In its January 2009 Reinsurance Market Outlook, Aon Benfield, a unit of Chicago-based Aon Corp., said that assuming there is only limited additional turbulence in the financial markets and no significant reinsured catastrophe losses occur, it expects that the April through July reinsurance renewal market will be similar to the Jan. 1 market.
U.S. hurricane and earthquake reinsurance pricing rose modestly at January renewals, and pricing of other global natural perils held firm.
However, U.S. hurricane-dominated programs, especially those exposed in the state of Florida, would likely experience more significant price increases than others due to the potential inability of the Florida Hurricane Catastrophe Fund (FHCF) to fully finance its projected 2009 capacity in the uncertain municipal bond market, the report said.
The loss of significant optional FHCF capacity or less confidence in its claims paying ability may greatly impact reinsurance renewals for Florida residential property insurers, said Aon Benfield.
Impacting supply and demand, the financial and credit crisis, as well as the severity of 2008 hurricanes, impacted reinsurers and it is estimated that reinsurers will be entering 2009 with 15-to-20 percent less economic capital than in 2008, according to the report.

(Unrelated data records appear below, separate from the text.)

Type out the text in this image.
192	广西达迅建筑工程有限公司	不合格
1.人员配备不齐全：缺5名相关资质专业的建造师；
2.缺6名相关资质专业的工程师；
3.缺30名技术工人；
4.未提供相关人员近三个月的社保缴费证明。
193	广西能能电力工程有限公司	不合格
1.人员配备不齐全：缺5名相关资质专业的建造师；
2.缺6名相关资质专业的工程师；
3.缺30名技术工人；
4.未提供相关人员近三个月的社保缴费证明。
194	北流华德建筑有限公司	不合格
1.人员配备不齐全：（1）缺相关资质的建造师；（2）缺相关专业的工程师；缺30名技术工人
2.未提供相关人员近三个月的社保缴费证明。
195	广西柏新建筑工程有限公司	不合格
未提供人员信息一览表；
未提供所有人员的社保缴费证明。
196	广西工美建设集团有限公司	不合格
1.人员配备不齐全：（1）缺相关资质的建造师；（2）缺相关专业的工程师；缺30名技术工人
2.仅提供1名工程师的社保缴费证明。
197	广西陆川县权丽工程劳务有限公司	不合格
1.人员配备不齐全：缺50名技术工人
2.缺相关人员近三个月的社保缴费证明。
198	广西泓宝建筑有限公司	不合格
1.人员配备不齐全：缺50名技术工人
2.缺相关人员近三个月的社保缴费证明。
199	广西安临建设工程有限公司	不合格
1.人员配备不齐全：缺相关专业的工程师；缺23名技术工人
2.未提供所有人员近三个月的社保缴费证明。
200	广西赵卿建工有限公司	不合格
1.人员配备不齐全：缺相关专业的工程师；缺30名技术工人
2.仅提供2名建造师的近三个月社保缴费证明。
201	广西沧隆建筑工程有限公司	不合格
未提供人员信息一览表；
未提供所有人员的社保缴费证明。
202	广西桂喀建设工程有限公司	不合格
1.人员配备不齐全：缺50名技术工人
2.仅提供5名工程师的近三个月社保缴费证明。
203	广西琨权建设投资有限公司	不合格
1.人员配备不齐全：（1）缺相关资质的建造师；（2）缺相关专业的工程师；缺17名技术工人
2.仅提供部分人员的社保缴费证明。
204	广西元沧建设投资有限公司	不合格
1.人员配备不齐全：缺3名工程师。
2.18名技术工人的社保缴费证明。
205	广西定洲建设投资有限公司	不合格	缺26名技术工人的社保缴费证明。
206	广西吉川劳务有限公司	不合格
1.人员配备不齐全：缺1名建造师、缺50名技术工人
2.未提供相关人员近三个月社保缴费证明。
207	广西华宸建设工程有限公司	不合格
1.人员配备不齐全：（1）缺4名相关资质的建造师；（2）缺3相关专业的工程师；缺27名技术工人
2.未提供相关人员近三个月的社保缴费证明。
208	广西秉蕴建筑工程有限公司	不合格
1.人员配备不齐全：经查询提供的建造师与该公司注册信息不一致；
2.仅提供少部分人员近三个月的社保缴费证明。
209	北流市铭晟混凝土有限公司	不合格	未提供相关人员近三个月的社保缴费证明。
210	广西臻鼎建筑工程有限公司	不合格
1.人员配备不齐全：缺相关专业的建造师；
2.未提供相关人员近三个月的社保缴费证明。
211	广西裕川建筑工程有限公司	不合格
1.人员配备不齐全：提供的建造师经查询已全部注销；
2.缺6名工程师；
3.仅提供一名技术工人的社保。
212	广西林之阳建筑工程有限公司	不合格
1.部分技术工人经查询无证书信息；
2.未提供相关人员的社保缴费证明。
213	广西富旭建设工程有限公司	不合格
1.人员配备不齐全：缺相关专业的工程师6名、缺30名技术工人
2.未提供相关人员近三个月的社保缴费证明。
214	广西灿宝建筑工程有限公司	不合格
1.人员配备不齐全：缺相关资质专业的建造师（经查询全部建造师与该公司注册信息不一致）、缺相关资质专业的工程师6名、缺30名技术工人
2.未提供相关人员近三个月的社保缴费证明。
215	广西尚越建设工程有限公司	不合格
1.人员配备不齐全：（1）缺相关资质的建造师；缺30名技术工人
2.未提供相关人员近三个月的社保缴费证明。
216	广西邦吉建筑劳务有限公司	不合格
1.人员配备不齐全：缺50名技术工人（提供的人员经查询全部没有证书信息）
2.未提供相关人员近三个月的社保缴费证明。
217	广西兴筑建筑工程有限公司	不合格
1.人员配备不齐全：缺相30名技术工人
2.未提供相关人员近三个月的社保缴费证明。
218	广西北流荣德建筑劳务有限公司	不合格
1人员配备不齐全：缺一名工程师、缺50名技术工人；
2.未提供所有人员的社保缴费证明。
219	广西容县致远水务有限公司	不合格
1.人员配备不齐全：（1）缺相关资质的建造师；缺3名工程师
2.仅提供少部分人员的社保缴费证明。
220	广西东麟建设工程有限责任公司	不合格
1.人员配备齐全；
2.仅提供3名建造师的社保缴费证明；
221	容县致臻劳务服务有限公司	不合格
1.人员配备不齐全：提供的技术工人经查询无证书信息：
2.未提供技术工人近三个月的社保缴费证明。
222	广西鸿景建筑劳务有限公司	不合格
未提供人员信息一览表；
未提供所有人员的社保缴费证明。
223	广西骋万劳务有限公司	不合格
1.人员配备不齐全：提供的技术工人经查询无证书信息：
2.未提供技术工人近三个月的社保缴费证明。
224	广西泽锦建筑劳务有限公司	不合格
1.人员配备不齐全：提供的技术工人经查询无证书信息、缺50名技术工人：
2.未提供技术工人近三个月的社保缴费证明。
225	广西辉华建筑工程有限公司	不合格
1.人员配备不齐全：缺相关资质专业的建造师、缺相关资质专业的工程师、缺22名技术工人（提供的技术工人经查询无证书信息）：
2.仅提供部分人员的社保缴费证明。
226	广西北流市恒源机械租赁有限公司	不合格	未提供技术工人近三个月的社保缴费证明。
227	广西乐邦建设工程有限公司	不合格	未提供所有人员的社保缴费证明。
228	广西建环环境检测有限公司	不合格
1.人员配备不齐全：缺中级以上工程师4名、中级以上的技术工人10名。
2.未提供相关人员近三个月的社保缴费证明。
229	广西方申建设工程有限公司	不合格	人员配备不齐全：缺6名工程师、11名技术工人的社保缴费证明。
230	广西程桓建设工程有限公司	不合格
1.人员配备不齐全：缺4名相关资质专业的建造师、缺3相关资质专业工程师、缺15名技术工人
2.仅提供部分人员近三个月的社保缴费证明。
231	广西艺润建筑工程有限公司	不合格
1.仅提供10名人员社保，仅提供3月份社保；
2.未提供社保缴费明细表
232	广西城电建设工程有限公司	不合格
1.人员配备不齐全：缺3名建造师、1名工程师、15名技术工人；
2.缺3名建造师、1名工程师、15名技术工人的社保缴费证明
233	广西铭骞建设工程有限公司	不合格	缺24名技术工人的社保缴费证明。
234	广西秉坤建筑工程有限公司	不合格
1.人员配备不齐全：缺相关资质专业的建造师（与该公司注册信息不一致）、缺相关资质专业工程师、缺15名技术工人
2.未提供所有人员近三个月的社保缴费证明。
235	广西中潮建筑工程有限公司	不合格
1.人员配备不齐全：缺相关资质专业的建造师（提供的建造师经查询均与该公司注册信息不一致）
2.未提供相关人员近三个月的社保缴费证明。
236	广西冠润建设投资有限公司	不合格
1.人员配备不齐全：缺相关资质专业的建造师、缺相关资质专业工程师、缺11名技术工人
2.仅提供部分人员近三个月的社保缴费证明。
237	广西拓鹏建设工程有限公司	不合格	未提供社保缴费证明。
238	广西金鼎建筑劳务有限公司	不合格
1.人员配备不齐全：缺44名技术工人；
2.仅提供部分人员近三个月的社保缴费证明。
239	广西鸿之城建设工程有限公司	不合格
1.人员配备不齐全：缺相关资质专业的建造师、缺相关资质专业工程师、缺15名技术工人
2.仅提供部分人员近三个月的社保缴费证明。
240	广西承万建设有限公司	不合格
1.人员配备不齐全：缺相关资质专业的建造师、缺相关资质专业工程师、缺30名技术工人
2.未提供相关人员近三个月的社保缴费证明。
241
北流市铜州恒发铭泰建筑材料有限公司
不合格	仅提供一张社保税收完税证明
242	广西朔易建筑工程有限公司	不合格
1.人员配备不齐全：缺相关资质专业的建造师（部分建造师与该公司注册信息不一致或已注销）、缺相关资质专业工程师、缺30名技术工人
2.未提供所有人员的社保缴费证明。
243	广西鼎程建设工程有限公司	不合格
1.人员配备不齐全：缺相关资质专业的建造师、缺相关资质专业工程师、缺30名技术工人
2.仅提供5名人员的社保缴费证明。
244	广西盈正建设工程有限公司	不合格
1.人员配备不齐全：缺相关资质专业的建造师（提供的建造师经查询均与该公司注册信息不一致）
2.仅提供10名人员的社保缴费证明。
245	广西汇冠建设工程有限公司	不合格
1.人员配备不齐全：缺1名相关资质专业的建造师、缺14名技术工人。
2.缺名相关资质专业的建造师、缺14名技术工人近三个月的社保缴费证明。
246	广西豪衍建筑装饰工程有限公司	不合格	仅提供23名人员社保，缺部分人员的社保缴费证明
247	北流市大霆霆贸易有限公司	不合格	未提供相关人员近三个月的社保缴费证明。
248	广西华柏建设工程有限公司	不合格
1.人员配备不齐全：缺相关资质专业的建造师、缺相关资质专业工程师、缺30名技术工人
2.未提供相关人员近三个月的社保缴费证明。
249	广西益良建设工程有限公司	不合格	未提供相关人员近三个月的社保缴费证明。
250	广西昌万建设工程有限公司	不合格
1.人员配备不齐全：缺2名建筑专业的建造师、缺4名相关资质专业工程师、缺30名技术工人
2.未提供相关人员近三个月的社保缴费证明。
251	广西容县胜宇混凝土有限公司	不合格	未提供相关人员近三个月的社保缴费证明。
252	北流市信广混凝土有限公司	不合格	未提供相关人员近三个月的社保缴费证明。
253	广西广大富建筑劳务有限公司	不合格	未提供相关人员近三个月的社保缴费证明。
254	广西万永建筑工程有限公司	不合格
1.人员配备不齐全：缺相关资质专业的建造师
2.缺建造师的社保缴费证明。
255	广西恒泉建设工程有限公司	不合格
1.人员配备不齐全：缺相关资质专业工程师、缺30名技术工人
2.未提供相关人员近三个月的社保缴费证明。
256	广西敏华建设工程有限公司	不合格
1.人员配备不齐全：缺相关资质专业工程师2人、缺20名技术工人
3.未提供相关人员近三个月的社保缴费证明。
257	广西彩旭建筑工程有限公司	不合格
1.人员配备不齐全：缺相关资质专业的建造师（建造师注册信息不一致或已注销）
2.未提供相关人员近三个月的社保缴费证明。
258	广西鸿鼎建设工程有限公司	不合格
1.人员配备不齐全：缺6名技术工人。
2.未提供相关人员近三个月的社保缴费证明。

Reinsurers sustained over $10 billion in ceded catastrophe losses in 2008. However, reinsurers have maintained the core capital required to underwrite risk, the analysis noted.
"Reinsurers have demonstrated prudent capital management during the recent financial crisis, particularly when measured against other financial institutions. Despite significant investment-related losses, equity capital remains at appropriate levels to support underwriting risk for reinsurers," said Bryon Ehrhart, chief executive officer of Aon Benfield Analytics.
"Moreover, reinsurers have very low debt leverage and comparatively very low total asset leverage, relative to banks who have struggled greatly during this financial crisis," added Mr. Ehrhart.
The report noted that the capital markets, which have played an increasing role in the mitigation of insurance risk, have also suffered from the recent financial turbulence. However, the multiple-year structure of catastrophe bonds has helped cedents hedge capacity and price in the current firm market.
The impact of the credit and liquidity crisis has been considerably worse for insurers than for reinsurers. For calendar-year 2008, Aon Benfield estimates that insurer capital will decrease by 25-to-30 percent, Aon Benfield estimated.
Mr. Ehrhart noted that while insurers have maintained the core capital they need to continue their businesses, additional capital may be needed for future growth. Reinsurance purchases have been limited to those with "more stressed balance sheets." Where reinsurance pricing has increased, cedents have tried to offset increased reinsurance spending through higher retentions in some cases, he said.
The report can be found at www.aon.com and www.aonbenfield.com.